FBI Says Man's Testimony Of Group's Plans For Attacks Was Hoax

DETROIT (AP) - Federal officials say a Detroit-area man lied in grand jury testimony when he claimed he was part of a terrorist group that planned to blow up locations in Michigan and Ohio.

Gussan Abraham Jarrar, 42, told a Detroit federal grand jury in August that he and seven other Detroit-area men planned to blow up Cedar Point amusement park in Sandusky, Ohio, Mackinac Bridge and the federal building in Detroit, The Detroit News reported Tuesday.

But federal authorities -- who spent months investigating his claims -- say he lied and that no such group exists. A grand jury in Detroit last week indicted Jarrar on three counts of perjury. Each charge is punishable by five years in prison.

Jarrar has been in the United States since 1979. He was in custody at the Macomb County Jail on a drug charge in August when he was called to testify before the grand jury.

He claimed an anti-Israeli group called Whatever It Takes planned to set off bombs across Michigan and at Cedar Point.
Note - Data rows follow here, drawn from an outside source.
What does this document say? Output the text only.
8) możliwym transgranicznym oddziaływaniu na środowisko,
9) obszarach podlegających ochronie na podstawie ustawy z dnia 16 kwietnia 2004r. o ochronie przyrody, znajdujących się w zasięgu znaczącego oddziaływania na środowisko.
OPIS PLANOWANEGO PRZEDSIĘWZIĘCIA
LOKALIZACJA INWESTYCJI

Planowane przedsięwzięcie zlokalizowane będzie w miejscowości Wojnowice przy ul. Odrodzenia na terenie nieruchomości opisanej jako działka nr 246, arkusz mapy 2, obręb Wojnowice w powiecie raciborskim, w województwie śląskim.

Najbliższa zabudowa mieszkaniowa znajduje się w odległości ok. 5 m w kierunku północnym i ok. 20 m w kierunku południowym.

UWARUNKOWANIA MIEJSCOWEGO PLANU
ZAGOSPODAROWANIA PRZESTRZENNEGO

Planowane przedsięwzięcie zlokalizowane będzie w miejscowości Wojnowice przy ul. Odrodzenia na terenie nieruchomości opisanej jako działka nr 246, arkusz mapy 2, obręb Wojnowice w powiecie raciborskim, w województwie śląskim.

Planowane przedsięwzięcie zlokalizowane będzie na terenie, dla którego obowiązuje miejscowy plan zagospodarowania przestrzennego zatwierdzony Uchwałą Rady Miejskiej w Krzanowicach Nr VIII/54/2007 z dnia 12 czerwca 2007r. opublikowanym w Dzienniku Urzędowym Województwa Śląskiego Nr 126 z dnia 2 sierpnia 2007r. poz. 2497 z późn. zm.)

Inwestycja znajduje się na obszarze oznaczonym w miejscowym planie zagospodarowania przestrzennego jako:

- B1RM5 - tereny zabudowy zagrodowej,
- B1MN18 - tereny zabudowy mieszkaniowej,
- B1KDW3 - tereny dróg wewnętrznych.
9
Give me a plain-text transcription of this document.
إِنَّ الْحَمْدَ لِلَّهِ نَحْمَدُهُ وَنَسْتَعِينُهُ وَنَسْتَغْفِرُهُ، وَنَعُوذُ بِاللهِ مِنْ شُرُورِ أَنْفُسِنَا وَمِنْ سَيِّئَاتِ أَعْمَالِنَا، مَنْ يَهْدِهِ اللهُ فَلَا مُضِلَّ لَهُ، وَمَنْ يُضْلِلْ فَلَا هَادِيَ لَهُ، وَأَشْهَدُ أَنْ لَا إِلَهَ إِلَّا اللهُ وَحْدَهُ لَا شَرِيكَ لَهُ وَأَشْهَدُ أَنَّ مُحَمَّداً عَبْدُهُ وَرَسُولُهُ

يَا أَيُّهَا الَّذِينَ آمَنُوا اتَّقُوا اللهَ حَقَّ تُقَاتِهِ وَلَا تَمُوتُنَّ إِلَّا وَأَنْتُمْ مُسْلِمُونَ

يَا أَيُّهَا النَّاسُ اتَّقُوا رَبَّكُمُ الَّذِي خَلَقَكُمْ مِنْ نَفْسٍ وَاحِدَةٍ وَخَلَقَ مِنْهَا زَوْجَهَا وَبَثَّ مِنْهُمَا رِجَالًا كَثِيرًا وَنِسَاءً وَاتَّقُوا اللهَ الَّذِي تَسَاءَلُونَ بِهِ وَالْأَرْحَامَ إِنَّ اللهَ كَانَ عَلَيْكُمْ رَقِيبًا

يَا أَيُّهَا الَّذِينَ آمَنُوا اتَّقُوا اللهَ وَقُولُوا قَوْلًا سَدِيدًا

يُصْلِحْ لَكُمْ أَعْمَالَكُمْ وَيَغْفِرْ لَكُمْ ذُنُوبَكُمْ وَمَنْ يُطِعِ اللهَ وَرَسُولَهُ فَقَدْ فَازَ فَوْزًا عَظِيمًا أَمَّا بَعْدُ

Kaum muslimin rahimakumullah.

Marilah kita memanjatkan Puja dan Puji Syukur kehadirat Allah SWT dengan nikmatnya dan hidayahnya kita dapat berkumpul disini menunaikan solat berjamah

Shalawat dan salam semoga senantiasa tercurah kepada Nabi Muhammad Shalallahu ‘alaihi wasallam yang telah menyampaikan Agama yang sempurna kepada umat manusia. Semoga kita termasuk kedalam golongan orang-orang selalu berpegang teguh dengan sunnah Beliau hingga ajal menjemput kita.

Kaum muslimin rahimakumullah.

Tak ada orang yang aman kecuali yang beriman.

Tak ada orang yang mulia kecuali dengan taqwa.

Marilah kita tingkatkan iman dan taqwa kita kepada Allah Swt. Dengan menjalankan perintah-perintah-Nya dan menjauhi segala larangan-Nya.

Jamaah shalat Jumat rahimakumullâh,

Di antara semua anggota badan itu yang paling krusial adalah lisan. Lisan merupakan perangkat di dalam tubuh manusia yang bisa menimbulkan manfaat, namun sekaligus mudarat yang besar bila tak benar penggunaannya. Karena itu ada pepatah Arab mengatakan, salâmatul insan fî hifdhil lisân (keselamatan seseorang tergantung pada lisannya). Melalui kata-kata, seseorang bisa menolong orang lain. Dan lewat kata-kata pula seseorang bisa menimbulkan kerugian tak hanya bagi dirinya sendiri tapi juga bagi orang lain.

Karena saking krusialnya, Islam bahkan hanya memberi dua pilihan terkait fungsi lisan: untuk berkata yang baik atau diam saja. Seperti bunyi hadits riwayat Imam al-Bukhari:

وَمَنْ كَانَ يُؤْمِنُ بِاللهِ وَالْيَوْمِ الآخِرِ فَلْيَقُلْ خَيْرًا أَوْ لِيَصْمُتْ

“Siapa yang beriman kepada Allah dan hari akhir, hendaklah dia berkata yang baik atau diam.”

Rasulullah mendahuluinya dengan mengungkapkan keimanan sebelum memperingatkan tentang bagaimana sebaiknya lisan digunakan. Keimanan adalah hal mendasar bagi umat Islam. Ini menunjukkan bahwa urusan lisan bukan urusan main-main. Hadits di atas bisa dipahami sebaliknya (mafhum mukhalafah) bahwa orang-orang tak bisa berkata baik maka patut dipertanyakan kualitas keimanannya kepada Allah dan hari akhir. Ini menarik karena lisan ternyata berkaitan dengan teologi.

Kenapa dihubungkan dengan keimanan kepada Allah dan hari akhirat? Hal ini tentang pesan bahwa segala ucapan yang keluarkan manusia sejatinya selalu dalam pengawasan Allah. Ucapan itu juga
"They were going to start acting on behalf of the people back in the Middle East. Somebody has to listen," Jarrar told the grand jury. "There were plans to blow up a few structures in Detroit, you know, in the metro area, kind of set up cars with bombs in different locations."

He claimed the group had been active for at least two years and had purchased material to make the bombs.

FBI Special Agent Greg Suhajda said the bureau notified Cedar Point and the Mackinac Bridge Authority of Jarrar's claims last summer. Agents interviewed the seven local men named by Jarrar, and none had any connection to any terrorist plot. All have been cleared.